Wenn Ihnen Punkte in Flensburg drohen, können Sie diese durch Punktehandel an einen sogenannten Strohmann weitergeben. Wenn Sie die Punkte übertragen, landen die Punkte nicht auf Ihrem, sondern auf dem Punktekonto des Strohmanns. Mithilfe einer Unterschrift auf dem Anhörungsbogen bestätigt dieser, dass er die Tat begangen hat, die dem Verkehrssünder von den Behörden zur Last gelegt wurde. Wurden Sie zum Beispiel geblitzt, kann die Punkte dafür ein Strohmann übernehmen. Dieser sollte dann allerdings auch im gleichen Alter sein wie Sie und Ihnen ähnlich sehen, da oft das Blitzerfoto als Beweismittel dient.

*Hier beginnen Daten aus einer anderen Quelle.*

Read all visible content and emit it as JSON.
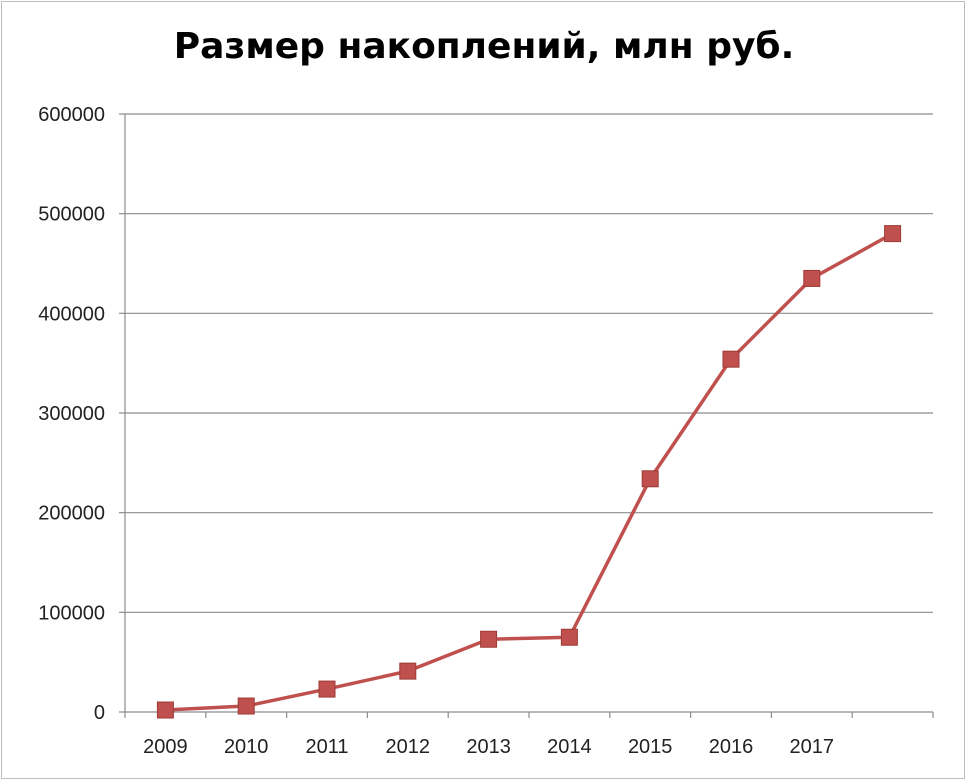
{
  "chart_data": {
    "type": "line",
    "title": "Размер накоплений, млн руб.",
    "xlabel": "",
    "ylabel": "",
    "categories": [
      "2009",
      "2010",
      "2011",
      "2012",
      "2013",
      "2014",
      "2015",
      "2016",
      "2017"
    ],
    "y_tick_labels": [
      "0",
      "100000",
      "200000",
      "300000",
      "400000",
      "500000",
      "600000"
    ],
    "ylim": [
      0,
      600000
    ],
    "x": [
      "2009",
      "2010",
      "2011",
      "2012",
      "2013",
      "2014",
      "2015",
      "2016",
      "2017",
      ""
    ],
    "series": [
      {
        "values": [
          2000,
          6000,
          23000,
          41000,
          73000,
          75000,
          234000,
          354000,
          435000,
          480000
        ],
        "color": "#c0504d",
        "marker": "square"
      }
    ],
    "grid": true,
    "legend": "none"
  }
}
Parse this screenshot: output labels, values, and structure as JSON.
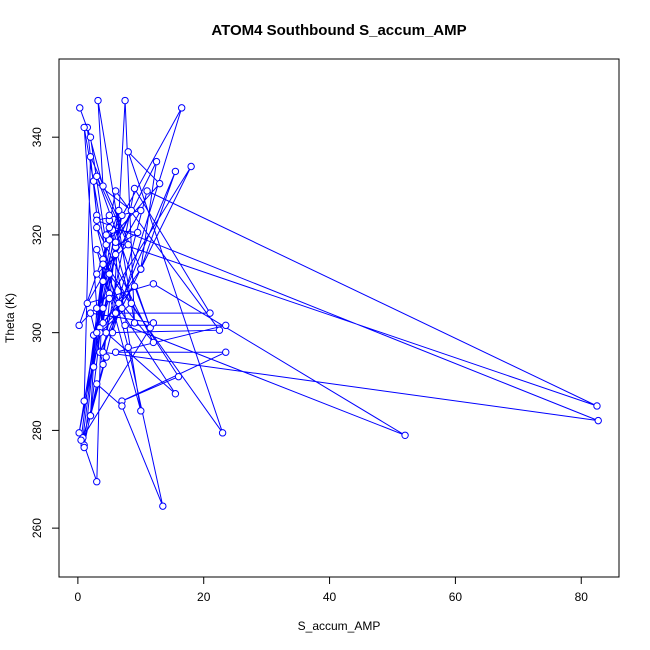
{
  "chart_data": {
    "type": "line",
    "title": "ATOM4 Southbound S_accum_AMP",
    "xlabel": "S_accum_AMP",
    "ylabel": "Theta (K)",
    "xlim": [
      -3,
      86
    ],
    "ylim": [
      250,
      356
    ],
    "x_ticks": [
      0,
      20,
      40,
      60,
      80
    ],
    "y_ticks": [
      260,
      280,
      300,
      320,
      340
    ],
    "series_color": "#0000ff",
    "marker": "open-circle",
    "grid": false,
    "legend": "none",
    "series": [
      {
        "points": [
          [
            0.3,
            346
          ],
          [
            2.0,
            340
          ],
          [
            4.5,
            318
          ],
          [
            16.5,
            346
          ],
          [
            5.5,
            300
          ],
          [
            7.5,
            347.5
          ],
          [
            9.0,
            302
          ],
          [
            3.2,
            347.5
          ],
          [
            4.0,
            330
          ],
          [
            1.5,
            342
          ],
          [
            3.0,
            324
          ],
          [
            2.5,
            331
          ],
          [
            8.5,
            325
          ],
          [
            6.0,
            318
          ],
          [
            12.5,
            335
          ],
          [
            10.0,
            313
          ],
          [
            15.5,
            333
          ],
          [
            3.5,
            296
          ],
          [
            18.0,
            334
          ],
          [
            4.0,
            305
          ],
          [
            2.0,
            283
          ],
          [
            3.0,
            305
          ],
          [
            1.0,
            342
          ],
          [
            5.0,
            312
          ],
          [
            23.0,
            279.5
          ],
          [
            8.0,
            337
          ],
          [
            13.0,
            330.5
          ],
          [
            5.0,
            319
          ],
          [
            82.5,
            285
          ],
          [
            11.0,
            329
          ],
          [
            6.0,
            304
          ],
          [
            21.0,
            304
          ],
          [
            9.0,
            329.5
          ],
          [
            4.0,
            296
          ],
          [
            82.7,
            282
          ],
          [
            3.0,
            323
          ],
          [
            10.0,
            325
          ],
          [
            1.5,
            306
          ],
          [
            12.0,
            310
          ],
          [
            52.0,
            279
          ],
          [
            7.5,
            301.5
          ],
          [
            23.5,
            301.5
          ],
          [
            6.0,
            296
          ],
          [
            23.5,
            296
          ],
          [
            7.0,
            286
          ],
          [
            16.0,
            291
          ],
          [
            3.0,
            317
          ],
          [
            10.0,
            284
          ],
          [
            5.0,
            323
          ],
          [
            2.5,
            293
          ],
          [
            7.0,
            324
          ],
          [
            4.0,
            310.5
          ],
          [
            12.0,
            298
          ],
          [
            3.0,
            321.5
          ],
          [
            8.0,
            297
          ],
          [
            13.5,
            264.5
          ],
          [
            7.0,
            285
          ],
          [
            3.0,
            289.5
          ],
          [
            1.0,
            277
          ],
          [
            3.0,
            269.5
          ],
          [
            4.0,
            315
          ],
          [
            6.0,
            329
          ],
          [
            22.5,
            300.5
          ],
          [
            4.5,
            300
          ],
          [
            15.5,
            287.5
          ],
          [
            5.0,
            308
          ],
          [
            0.2,
            301.5
          ],
          [
            6.5,
            325
          ],
          [
            1.0,
            286
          ],
          [
            2.0,
            336
          ],
          [
            10.0,
            313
          ],
          [
            3.5,
            301
          ],
          [
            0.2,
            279.5
          ],
          [
            5.5,
            321
          ],
          [
            9.5,
            320.5
          ],
          [
            6.0,
            317.5
          ],
          [
            4.0,
            302
          ],
          [
            9.0,
            309.5
          ],
          [
            11.5,
            301
          ],
          [
            3.0,
            332
          ],
          [
            8.0,
            318
          ],
          [
            3.0,
            312
          ],
          [
            6.5,
            306
          ],
          [
            2.0,
            283
          ],
          [
            4.5,
            295
          ],
          [
            0.8,
            278.5
          ],
          [
            5.0,
            321.5
          ],
          [
            8.5,
            306
          ],
          [
            3.5,
            300
          ],
          [
            6.0,
            316
          ],
          [
            2.5,
            299.5
          ],
          [
            7.0,
            305
          ],
          [
            4.0,
            314
          ],
          [
            5.0,
            307
          ],
          [
            3.0,
            300
          ],
          [
            6.0,
            318.5
          ],
          [
            4.0,
            293.5
          ],
          [
            2.0,
            304
          ],
          [
            12.0,
            302
          ],
          [
            0.5,
            278
          ],
          [
            5.0,
            324
          ],
          [
            4.5,
            320
          ],
          [
            1.0,
            276.5
          ]
        ]
      }
    ]
  }
}
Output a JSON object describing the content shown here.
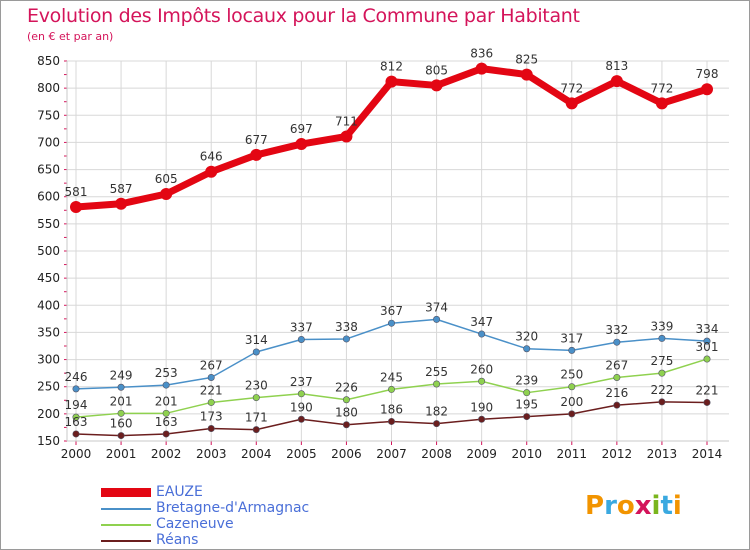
{
  "header": {
    "title": "Evolution des Impôts locaux pour la Commune par Habitant",
    "subtitle": "(en € et par an)"
  },
  "colors": {
    "title": "#d4145a",
    "legend_text": "#4a6fd8",
    "grid": "#d8d8d8",
    "axis": "#c8c8c8",
    "tick_minor": "#d4145a"
  },
  "logo": {
    "text": "Proxiti",
    "letter_colors": [
      "#f29400",
      "#3aa9e0",
      "#f29400",
      "#d4145a",
      "#7ab51d",
      "#3aa9e0",
      "#f29400"
    ]
  },
  "chart_data": {
    "type": "line",
    "x": [
      2000,
      2001,
      2002,
      2003,
      2004,
      2005,
      2006,
      2007,
      2008,
      2009,
      2010,
      2011,
      2012,
      2013,
      2014
    ],
    "ylim": [
      150,
      850
    ],
    "yticks": [
      150,
      200,
      250,
      300,
      350,
      400,
      450,
      500,
      550,
      600,
      650,
      700,
      750,
      800,
      850
    ],
    "grid": true,
    "legend_position": "bottom-left",
    "series": [
      {
        "name": "EAUZE",
        "color": "#e30613",
        "values": [
          581,
          587,
          605,
          646,
          677,
          697,
          711,
          812,
          805,
          836,
          825,
          772,
          813,
          772,
          798
        ]
      },
      {
        "name": "Bretagne-d'Armagnac",
        "color": "#4a90c8",
        "values": [
          246,
          249,
          253,
          267,
          314,
          337,
          338,
          367,
          374,
          347,
          320,
          317,
          332,
          339,
          334
        ]
      },
      {
        "name": "Cazeneuve",
        "color": "#8fd14f",
        "values": [
          194,
          201,
          201,
          221,
          230,
          237,
          226,
          245,
          255,
          260,
          239,
          250,
          267,
          275,
          301
        ]
      },
      {
        "name": "Réans",
        "color": "#6b1e1e",
        "values": [
          163,
          160,
          163,
          173,
          171,
          190,
          180,
          186,
          182,
          190,
          195,
          200,
          216,
          222,
          221
        ]
      }
    ]
  }
}
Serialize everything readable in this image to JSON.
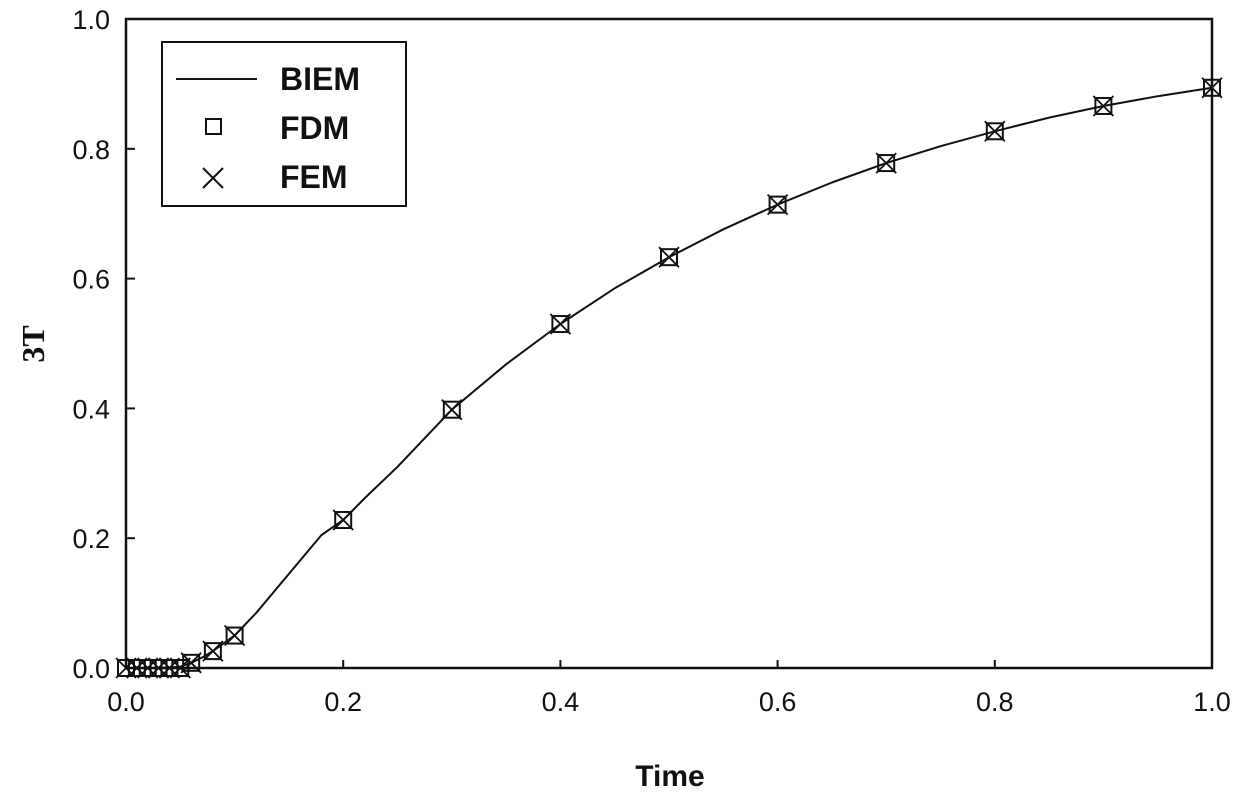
{
  "chart_data": {
    "type": "line",
    "title": "",
    "xlabel": "Time",
    "ylabel": "3T",
    "xlim": [
      0,
      1
    ],
    "ylim": [
      0,
      1
    ],
    "xticks": [
      "0.0",
      "0.2",
      "0.4",
      "0.6",
      "0.8",
      "1.0"
    ],
    "yticks": [
      "0.0",
      "0.2",
      "0.4",
      "0.6",
      "0.8",
      "1.0"
    ],
    "grid": false,
    "legend_position": "top-left",
    "x": [
      0.0,
      0.01,
      0.02,
      0.03,
      0.04,
      0.05,
      0.06,
      0.08,
      0.1,
      0.2,
      0.3,
      0.4,
      0.5,
      0.6,
      0.7,
      0.8,
      0.9,
      1.0
    ],
    "series": [
      {
        "name": "BIEM",
        "style": "line",
        "x": [
          0.0,
          0.03,
          0.05,
          0.06,
          0.07,
          0.08,
          0.09,
          0.1,
          0.12,
          0.14,
          0.16,
          0.18,
          0.2,
          0.22,
          0.25,
          0.3,
          0.35,
          0.4,
          0.45,
          0.5,
          0.55,
          0.6,
          0.65,
          0.7,
          0.75,
          0.8,
          0.85,
          0.9,
          0.95,
          1.0
        ],
        "values": [
          0.0,
          0.0,
          0.002,
          0.008,
          0.016,
          0.026,
          0.038,
          0.05,
          0.085,
          0.125,
          0.165,
          0.205,
          0.228,
          0.262,
          0.31,
          0.398,
          0.468,
          0.53,
          0.585,
          0.633,
          0.676,
          0.714,
          0.748,
          0.778,
          0.804,
          0.827,
          0.848,
          0.866,
          0.881,
          0.894
        ]
      },
      {
        "name": "FDM",
        "style": "square",
        "x": [
          0.0,
          0.01,
          0.02,
          0.03,
          0.04,
          0.05,
          0.06,
          0.08,
          0.1,
          0.2,
          0.3,
          0.4,
          0.5,
          0.6,
          0.7,
          0.8,
          0.9,
          1.0
        ],
        "values": [
          0.0,
          0.0,
          0.0,
          0.0,
          0.0,
          0.0,
          0.008,
          0.026,
          0.05,
          0.228,
          0.398,
          0.53,
          0.633,
          0.714,
          0.778,
          0.827,
          0.866,
          0.894
        ]
      },
      {
        "name": "FEM",
        "style": "cross",
        "x": [
          0.0,
          0.01,
          0.02,
          0.03,
          0.04,
          0.05,
          0.06,
          0.08,
          0.1,
          0.2,
          0.3,
          0.4,
          0.5,
          0.6,
          0.7,
          0.8,
          0.9,
          1.0
        ],
        "values": [
          0.0,
          0.0,
          0.0,
          0.0,
          0.0,
          0.0,
          0.008,
          0.026,
          0.05,
          0.228,
          0.398,
          0.53,
          0.633,
          0.714,
          0.778,
          0.827,
          0.866,
          0.894
        ]
      }
    ]
  },
  "legend": {
    "items": [
      {
        "label": "BIEM"
      },
      {
        "label": "FDM"
      },
      {
        "label": "FEM"
      }
    ]
  }
}
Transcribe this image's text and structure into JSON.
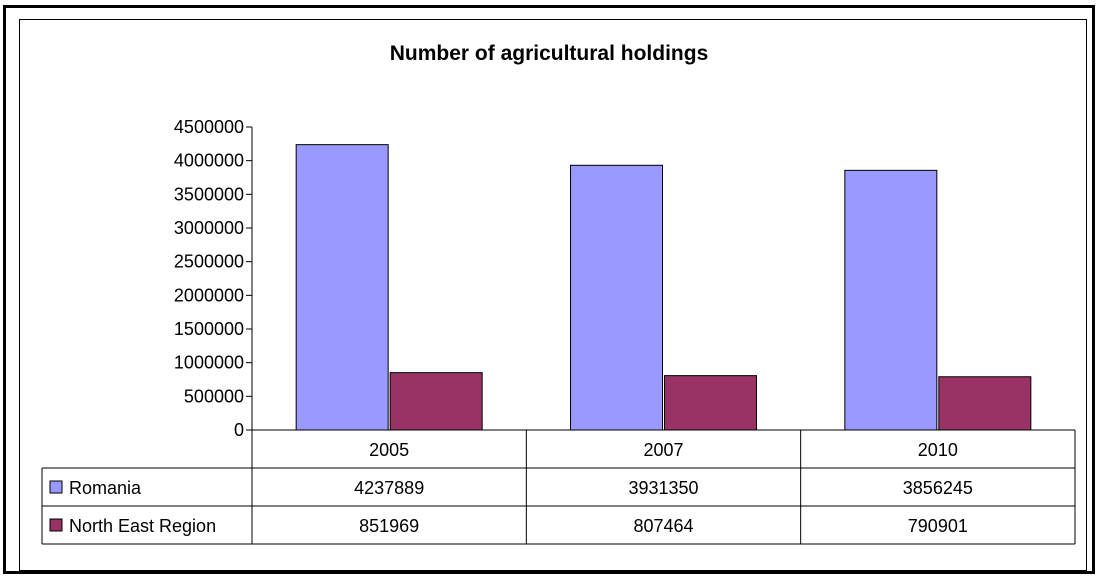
{
  "chart_data": {
    "type": "bar",
    "title": "Number of agricultural holdings",
    "categories": [
      "2005",
      "2007",
      "2010"
    ],
    "series": [
      {
        "name": "Romania",
        "values": [
          4237889,
          3931350,
          3856245
        ],
        "color": "#9999ff"
      },
      {
        "name": "North East Region",
        "values": [
          851969,
          807464,
          790901
        ],
        "color": "#993366"
      }
    ],
    "ylim": [
      0,
      4500000
    ],
    "yticks": [
      "0",
      "500000",
      "1000000",
      "1500000",
      "2000000",
      "2500000",
      "3000000",
      "3500000",
      "4000000",
      "4500000"
    ],
    "xlabel": "",
    "ylabel": "",
    "grid": false,
    "legend": "data-table"
  }
}
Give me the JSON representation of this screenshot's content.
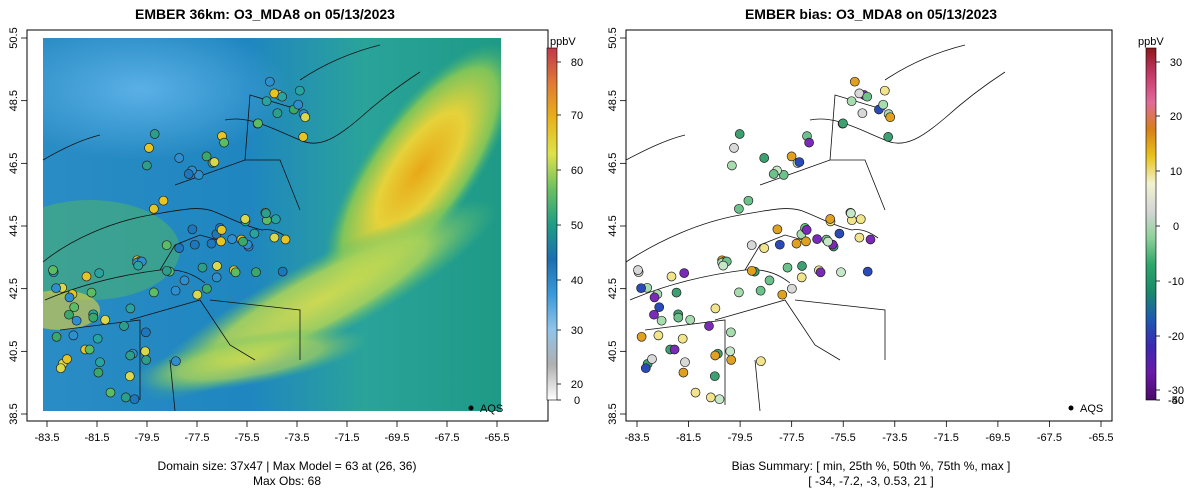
{
  "left_panel": {
    "title": "EMBER 36km: O3_MDA8 on 05/13/2023",
    "footer_line1": "Domain size: 37x47 | Max Model = 63 at (26, 36)",
    "footer_line2": "Max Obs: 68",
    "legend_label": "AQS",
    "colorbar": {
      "unit": "ppbV",
      "ticks": [
        "80",
        "70",
        "60",
        "50",
        "40",
        "30",
        "20",
        "0"
      ],
      "stops": [
        "#c0394b",
        "#e07a35",
        "#e8b21a",
        "#dfe24a",
        "#6cc060",
        "#1f9e84",
        "#1b6fb0",
        "#3a9ad9",
        "#8fc4ea",
        "#b0b0b0",
        "#ffffff"
      ]
    }
  },
  "right_panel": {
    "title": "EMBER bias: O3_MDA8 on 05/13/2023",
    "footer_line1": "Bias Summary: [ min, 25th %, 50th %, 75th %, max ]",
    "footer_line2": "[ -34,   -7.2,   -3,   0.53,   21 ]",
    "legend_label": "AQS",
    "colorbar": {
      "unit": "ppbV",
      "ticks": [
        "30",
        "20",
        "10",
        "0",
        "-10",
        "-20",
        "-30",
        "-40",
        "-50"
      ],
      "stops": [
        "#8b1a1a",
        "#c43a6a",
        "#e06a9a",
        "#d6801a",
        "#e8c31a",
        "#f2f2d0",
        "#d6d6d6",
        "#8fd19a",
        "#2ea66a",
        "#1a8a6a",
        "#1f5ab0",
        "#3a2ab0",
        "#6a1aa8",
        "#4a0a6a"
      ]
    }
  },
  "x_ticks": [
    "-83.5",
    "-81.5",
    "-79.5",
    "-77.5",
    "-75.5",
    "-73.5",
    "-71.5",
    "-69.5",
    "-67.5",
    "-65.5"
  ],
  "y_ticks": [
    "50.5",
    "48.5",
    "46.5",
    "44.5",
    "42.5",
    "40.5",
    "38.5"
  ]
}
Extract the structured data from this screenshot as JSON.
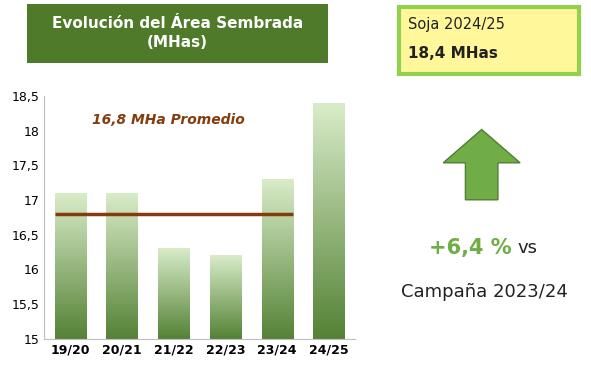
{
  "chart_data": {
    "type": "bar",
    "title": "Evolución del Área Sembrada\n(MHas)",
    "categories": [
      "19/20",
      "20/21",
      "21/22",
      "22/23",
      "23/24",
      "24/25"
    ],
    "values": [
      17.1,
      17.1,
      16.3,
      16.2,
      17.3,
      18.4
    ],
    "color": "#548235",
    "ylim": [
      15,
      18.5
    ],
    "yticks": [
      15,
      {
        "value": 15.5,
        "label": "15,5"
      },
      16,
      {
        "value": 16.5,
        "label": "16,5"
      },
      17,
      {
        "value": 17.5,
        "label": "17,5"
      },
      18,
      {
        "value": 18.5,
        "label": "18,5"
      }
    ],
    "grid": false,
    "average": {
      "value": 16.8,
      "label": "16,8 MHa Promedio",
      "color": "#843c0c",
      "categories": [
        "19/20",
        "20/21",
        "21/22",
        "22/23",
        "23/24"
      ]
    }
  },
  "callout": {
    "title": "Soja 2024/25",
    "value": "18,4 MHas",
    "change": "+6,4 %",
    "comparison": "vs",
    "reference": "Campaña 2023/24"
  }
}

Quelle: http://www.zuschnellgefahren.com/punkte-verkaufen/
Ist so was eigentlich legal? Also meiner Meinung nach ist das Verleitung zu einer Straftat und das ist doch strafbar oder?
Ich vermute, das ist eine Grauzone, die für Geschäfte genutzt wird.
Eine mögliche Gesetzesstelle bezweckt garantiert, dass die Punkte der richtigen Person zugewiesen werden, wenn zum Beispiel jemand mit deinem Auto geblitzt wird. Dann solltest ja nicht du als Halter die Punkte erhalten, sondern der Fahrer. Dieser erkennt die Tat an und erhält die Punkte, die auf dich ausgestellt waren.
Und da man das unterschiedlich interpretieren kann, kann man das wohl auch gut für solche Dinge nutzen. Moralisch definitiv verwerflich. :D Gesetzlich vermutlich Grauzone.